Le terme central de Duke est le « resulting ». C'est l'habitude de juger la qualité d'une décision d'après la qualité de son résultat. Votre ami grille un feu rouge et rentre plus vite chez lui, donc c'était un raccourci intelligent. Une action que vous avez achetée sur un coup de tête triple, donc vous aviez raison de l'acheter. Les Seahawks lancent une interception, donc l'appel était stupide. Dans chaque cas, le résultat parle seul et le processus de décision n'a droit à aucune audience indépendante.

Le problème, c'est que les résultats sont bruités. Une bonne décision peut mener à un mauvais résultat parce que le monde est incertain, et une mauvaise décision peut mener à un bon résultat pour la même raison. La formule de Duke mérite d'être mémorisée : « Ce qui rend une décision excellente, ce n'est pas qu'elle ait un excellent résultat. Une excellente décision est le fruit d'un bon processus. » Le poker impose cette leçon parce que vous pouvez jouer une main parfaitement et perdre quand même à cause d'une carte chanceuse, puis la jouer mal et gagner. Si vous vous notiez d'après les seuls résultats, vous en tireriez toutes les mauvaises leçons.

Le resulting corrompt surtout l'apprentissage.
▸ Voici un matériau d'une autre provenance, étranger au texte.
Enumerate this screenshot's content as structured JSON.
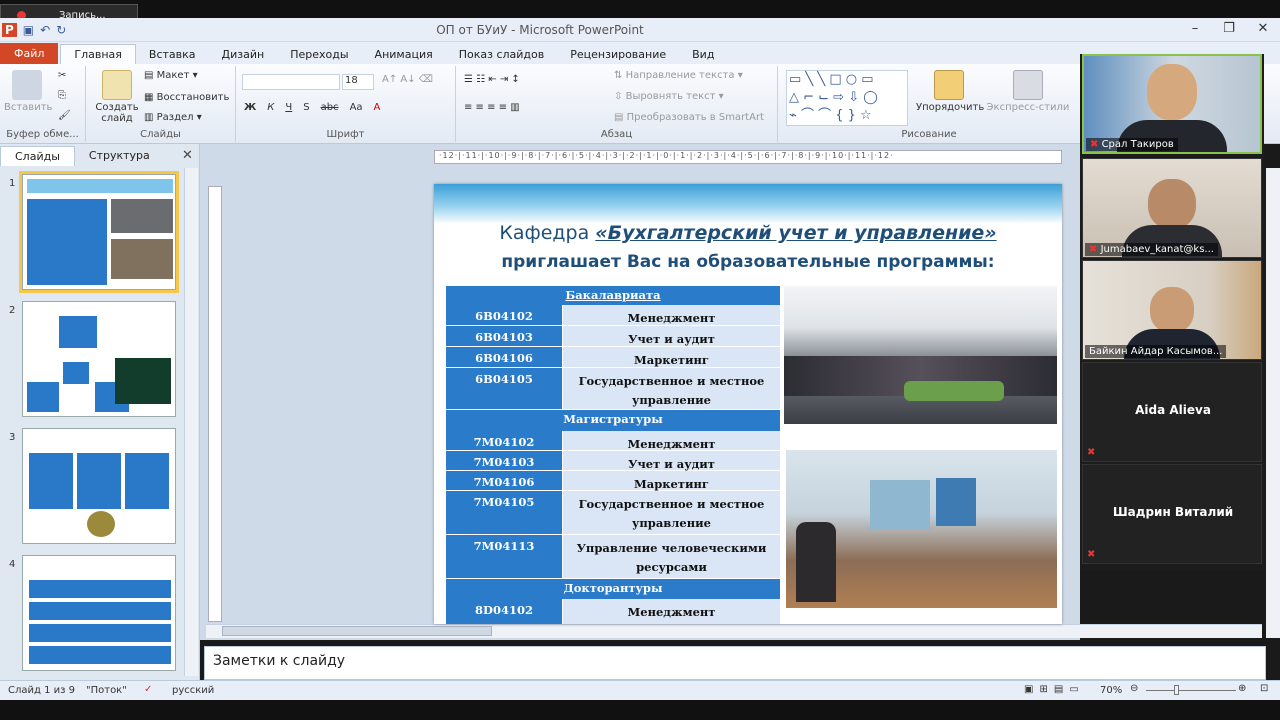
{
  "recording": {
    "label": "Запись..."
  },
  "window": {
    "title": "ОП  от БУиУ  -  Microsoft PowerPoint"
  },
  "ribbon_tabs": [
    "Файл",
    "Главная",
    "Вставка",
    "Дизайн",
    "Переходы",
    "Анимация",
    "Показ слайдов",
    "Рецензирование",
    "Вид"
  ],
  "ribbon": {
    "paste": "Вставить",
    "clipboard_group": "Буфер обме...",
    "new_slide": "Создать слайд",
    "layout": "Макет",
    "reset": "Восстановить",
    "section": "Раздел",
    "slides_group": "Слайды",
    "font_size": "18",
    "font_group": "Шрифт",
    "text_direction": "Направление текста",
    "align_text": "Выровнять текст",
    "smartart": "Преобразовать в SmartArt",
    "paragraph_group": "Абзац",
    "arrange": "Упорядочить",
    "quick_styles": "Экспресс-стили",
    "drawing_group": "Рисование",
    "font_buttons": [
      "Ж",
      "К",
      "Ч",
      "S",
      "abc",
      "Aa"
    ]
  },
  "left_pane": {
    "tab_slides": "Слайды",
    "tab_outline": "Структура",
    "slide_numbers": [
      "1",
      "2",
      "3",
      "4"
    ]
  },
  "ruler": {
    "marks": "·12·|·11·|·10·|·9·|·8·|·7·|·6·|·5·|·4·|·3·|·2·|·1·|·0·|·1·|·2·|·3·|·4·|·5·|·6·|·7·|·8·|·9·|·10·|·11·|·12·"
  },
  "slide": {
    "line1_prefix": "Кафедра ",
    "line1_name": "«Бухгалтерский учет и управление»",
    "line2": "приглашает Вас на образовательные программы:",
    "table": [
      {
        "header": "Бакалавриата"
      },
      {
        "code": "6В04102",
        "name": "Менеджмент"
      },
      {
        "code": "6В04103",
        "name": "Учет и аудит"
      },
      {
        "code": "6В04106",
        "name": "Маркетинг"
      },
      {
        "code": "6В04105",
        "name": "Государственное и местное управление"
      },
      {
        "header": "Магистратуры"
      },
      {
        "code": "7М04102",
        "name": "Менеджмент"
      },
      {
        "code": "7М04103",
        "name": "Учет и аудит"
      },
      {
        "code": "7М04106",
        "name": "Маркетинг"
      },
      {
        "code": "7М04105",
        "name": "Государственное и местное управление"
      },
      {
        "code": "7М04113",
        "name": "Управление человеческими ресурсами"
      },
      {
        "header": "Докторантуры"
      },
      {
        "code": "8D04102",
        "name": "Менеджмент"
      }
    ]
  },
  "notes": {
    "placeholder": "Заметки к слайду"
  },
  "status": {
    "slide": "Слайд 1 из 9",
    "theme": "\"Поток\"",
    "language": "русский",
    "zoom": "70%"
  },
  "participants": [
    {
      "name": "Срал Такиров",
      "video": true
    },
    {
      "name": "Jumabaev_kanat@ks...",
      "video": true
    },
    {
      "name": "Байкин Айдар Касымов...",
      "video": true
    },
    {
      "name": "Aida Alieva",
      "video": false
    },
    {
      "name": "Шадрин Виталий",
      "video": false
    }
  ],
  "colors": {
    "accent": "#2b7bcb",
    "file_tab": "#d24726",
    "title_text": "#1f4e79"
  }
}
Quand vous laissez les résultats décider quels choix étaient intelligents, vous vous apprenez à répéter des erreurs chanceuses et à abandonner des paris sains qui ont échoué par hasard. Le remède consiste à noter la décision d'après les informations et le raisonnement disponibles au moment où vous l'avez prise, avant de savoir comment elle allait tourner. C'est plus difficile qu'il n'y paraît, car le recul réécrit discrètement votre souvenir de ce que vous saviez réellement.

C'est là que la lecture et la décision se recoupent. Quand vous lisez le récit d'un fondateur « voici comment j'ai fait », vous voyez un bon résultat, et le resulting vous tente de supposer que chaque choix qui y a mené était brillant. Lisez la même histoire en vous demandant « était-ce une bonne décision sur le moment, ou un bon résultat qu'ils ont eu assez de chance de survivre ? » et vous en tirerez des leçons bien plus solides.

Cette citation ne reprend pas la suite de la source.